The Bioedge commentary on Cannold highlights the different conceptions of conscience in the two positions. Cannold believes that "The right to act according to the dictates of our conscience is founded in the value of autonomy. Autonomy means self-rule. An autonomous person is one who is free to direct her life according to her own values." Bioedge explains that this means that “conscience expresses an arbitrary, even irrational choice.” In contrast traditional accounts of conscience see it responding to some other reality, reason or evidence, or God.

The two views also differ in their take on how human life should flourish. Both would agree that for a child to have Down’s Syndrome is bad. The secular view tends to be that it is a dysfunction which brings too great a cost to the mother, family, and society (and perhaps to the child). The Christian sees it as an evil which should be borne and the child as an image bearer who should be nurtured and served, even at a great cost.

There is plenty more analysis that could be added on the question of abortion, but my point here is that Christian ethics is now counter-cultural all the way down. Not only do we make different decisions to our society on many issues, we have different accounts of the good and different ways of coming at moral reflection.

What are the implications of this for how we live in our society? I’m interested in your views.

By the way Bioedge is a great way to stay in touch with developments in bioethics in a very digestible way. You can see it
here and subscribe for free if your interested.

3 comments:

Anonymous said...

I feel very sad for a world where those who choose to kill their babies are so fearful and messed up that they demand that others join them in their brutalities.
If they are so sure their cause is right why do they need everyone to cheer them on? Cf 1 Peter 4:4.
On similar lines will they insist that other mothers terminate their 'less than perfect' or 'difficult' babies lest they feel guilty about making different choices?

Daniel McClintock said...

"Christian ethics is now counter-cultural all the way down. Not only do we make different decisions to our society on many issues, we have different accounts of the good and different ways of coming at moral reflection.

What are the implications of this for how we live in our society?"


I wish I had a creative answer, John. Unfortunately, the best I've got at the moment is- Make heaps of noise that makes heaps of sense.

Since our ethics are counter-cultural 'all the way down' we must be really careful to be clear when we speak, and work from the bottom-up. We don't share the same presuppositions as those we're trying to engage, so we need to start from there.

On abortion in particular, I think we need to first get the topic out of the realm of Feminism. If we can persuade our hearers that abortion is not a question of a woman's right to control her body, but a question of the ethical treatment of the unborn, we're half-way there. Similarly, if the discussion is removed from its ties with Feminism, a man may more easily share his views.

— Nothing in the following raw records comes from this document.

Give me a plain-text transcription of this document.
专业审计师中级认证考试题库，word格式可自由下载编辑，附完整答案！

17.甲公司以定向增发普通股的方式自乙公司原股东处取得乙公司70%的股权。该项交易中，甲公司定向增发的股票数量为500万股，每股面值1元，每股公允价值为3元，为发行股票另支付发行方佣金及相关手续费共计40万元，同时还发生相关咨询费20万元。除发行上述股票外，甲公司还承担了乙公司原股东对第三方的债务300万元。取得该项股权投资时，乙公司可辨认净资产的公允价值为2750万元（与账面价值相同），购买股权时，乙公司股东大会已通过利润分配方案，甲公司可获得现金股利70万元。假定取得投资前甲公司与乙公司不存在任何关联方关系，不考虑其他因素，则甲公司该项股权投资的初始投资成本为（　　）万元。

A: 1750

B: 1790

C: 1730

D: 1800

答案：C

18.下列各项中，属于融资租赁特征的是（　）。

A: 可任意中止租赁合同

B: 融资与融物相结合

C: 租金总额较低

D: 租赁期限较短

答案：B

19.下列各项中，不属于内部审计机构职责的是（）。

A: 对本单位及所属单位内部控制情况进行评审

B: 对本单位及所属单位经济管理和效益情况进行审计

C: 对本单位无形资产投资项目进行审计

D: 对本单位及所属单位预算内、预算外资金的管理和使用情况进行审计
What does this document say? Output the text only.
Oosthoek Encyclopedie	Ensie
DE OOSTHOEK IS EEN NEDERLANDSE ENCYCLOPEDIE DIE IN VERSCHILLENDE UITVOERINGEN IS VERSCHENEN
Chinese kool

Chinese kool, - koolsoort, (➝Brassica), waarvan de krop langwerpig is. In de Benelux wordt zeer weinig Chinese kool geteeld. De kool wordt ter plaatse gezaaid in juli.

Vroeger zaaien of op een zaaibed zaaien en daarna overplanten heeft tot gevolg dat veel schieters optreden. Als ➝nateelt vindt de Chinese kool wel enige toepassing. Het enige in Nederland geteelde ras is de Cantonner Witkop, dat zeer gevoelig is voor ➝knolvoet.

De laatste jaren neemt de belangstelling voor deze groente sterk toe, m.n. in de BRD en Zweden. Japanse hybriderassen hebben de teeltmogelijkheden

In all of this, though, we've got to be aware that the ethical base from which we are ultimately working is that revealed in scripture. There is right. There is wrong. There is a God-Judge. There is forgiveness in Christ. If we can make a lot of noise about Jesus that makes sense, we're doing society the best favour we can. But you already knew that.

Dan.

John McClean said...

Our challenge is - as Dan said - to make sense, when in fact our ethics is not likely to make sense to our world at any level.

One thing we've got to do is to live it well. Christian ethics may sound weird, but I am convinced that well lived it actually looks great. And there is certainly no point talking about it if we don't live it.